Both selective and neutral processes drive GC content evolution in the human genome

Abstract

Background: Mammalian genomes consist of regions differing in GC content, referred to as isochores or GC-content domains. The scientific debate is still open as to whether such compositional heterogeneity is a selected or neutral trait.

Results: Here we analyze SNP allele frequencies, retrotransposon insertion polymorphisms (RIPs), as well as fixed substitutions accumulated in the human lineage since its divergence from chimpanzee to indicate that biased gene conversion (BGC) has been playing a role in within-genome GC content variation. Yet, a distinct contribution to GC content evolution is accounted for by a selective process. Accordingly, we searched for independent evidences that GC content distribution does not conform to neutral expectations. Indeed, after correcting for possible biases, we show that intron GC content and size display isochore-specific correlations.
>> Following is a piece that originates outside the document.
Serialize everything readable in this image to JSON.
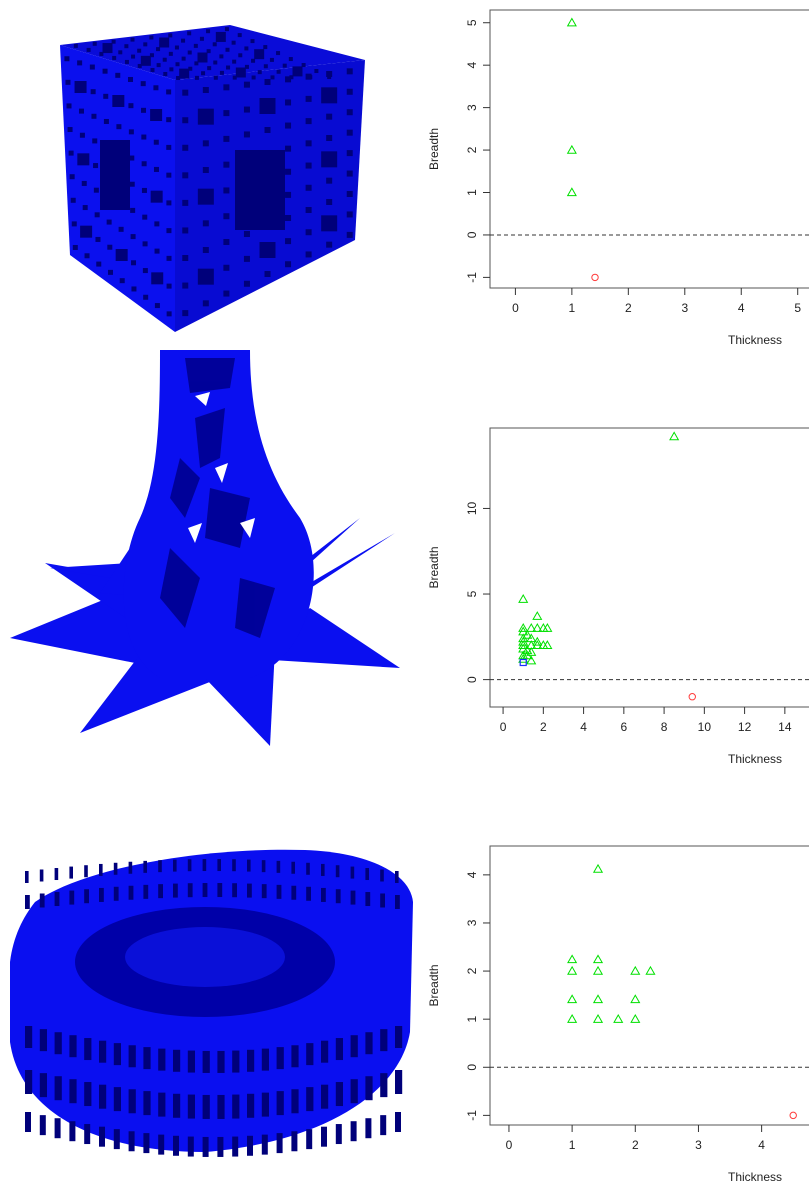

Conclusion: We consider that the more parsimonious explanation for our results is that GC content is subjected to the action of both weak selection and BGC in the human genome with features such as nucleosome positioning or chromatin conformation possibly representing the final target of selective processes. This view might reconcile previous contrasting findings and add some theoretical background to recent evidences suggesting that GC content domains display different behaviors with respect to highly regulated biological processes such as developmentally-stage related gene expression and programmed replication timing during neural stem cell differentiation.

Figure 1

Comparison of allele frequency spectra. (A) Quantile-quantile plots of GC->AT and AT-> GC derived allele frequencies for highly (red) and low (blue) recombining intronic regions after fixing GC content. (B) The same as (A), but in this case we fixed recombination rates and compared high (red) vs low (blue) GC regions. (C) The same as (A), but in this case we fixed both GC content and recombination rates in order to compare regions from highly (red) vs low (blue) expressed genes.

Figure 2

Analysis of fixed versus polymorphic retrotransposon insertions. (A) Analysis of average GC content flanking polymorphic (P, white) and fixed (F, gray) retrotransposons. GC content was calculated in 5 kb flanking the repeat. The number of repeat instances is also indicated. GC content is significantly higher for regions flanking fixed compared to polymorphic Alus ; the same holds for SVAs. (B) Analysis of polymorphic (white) and fixed (gray) retrotransposon relative frequency in different isochores (L1 to H3, ordered from 1 to 5, as described in [20]). Fixed Alus are significantly enriched in heavy isochores compared to polymorphic instances.

Figure 3

Analysis of GC content distribution in human introns with different isochoric location. Isochore definition is as described in [20]. (A) Scatter plot and loess fitting of intron size and GC content in light (blue) and heavy (red) isochores. (B) Analysis of GC₂₀₀ (see text). GC₂₀₀ significantly increases or decreases with residual size (percentile classes are shown) for introns located in heavy (red; breaks in bp = 681, 934, 1309, 1960, 3665) or light (blue; breaks in bp = 810, 1181, 1714, 2638, 5476) isochores, respectively (Kruskall Wallis Test, p = 1.3 × 10^-34 and 7.9 × 10^-7, respectively). The number of introns in each size class amounted to 2490 and 1567 for heavy and light isochores, respectively. (C) Distributions of within-gene correlation coefficients. For each gene having more than 15 introns (n = 500 and 1021 for light and heavy isochores, respectively) we calculated correlation coefficients between masked GC content and residual size. Hatched and dotted lines represent envelopes (1^st and 99^th percentiles, respectively) of correlation coefficient distributions obtained by randomization. (D) Scatter plot and loess fits of GC content over intron size (log₁₀ values) for introns (upper panel) and pseudointrons (lower panel). Spearman correlation coefficients (rho) are also shown (all p values were < 0.01). Introns and pseudointrons were divided on the basis of their isochoric location: blue for light isochores (501 introns-pseudointrons pairs), red for heavy ones (926 pairs).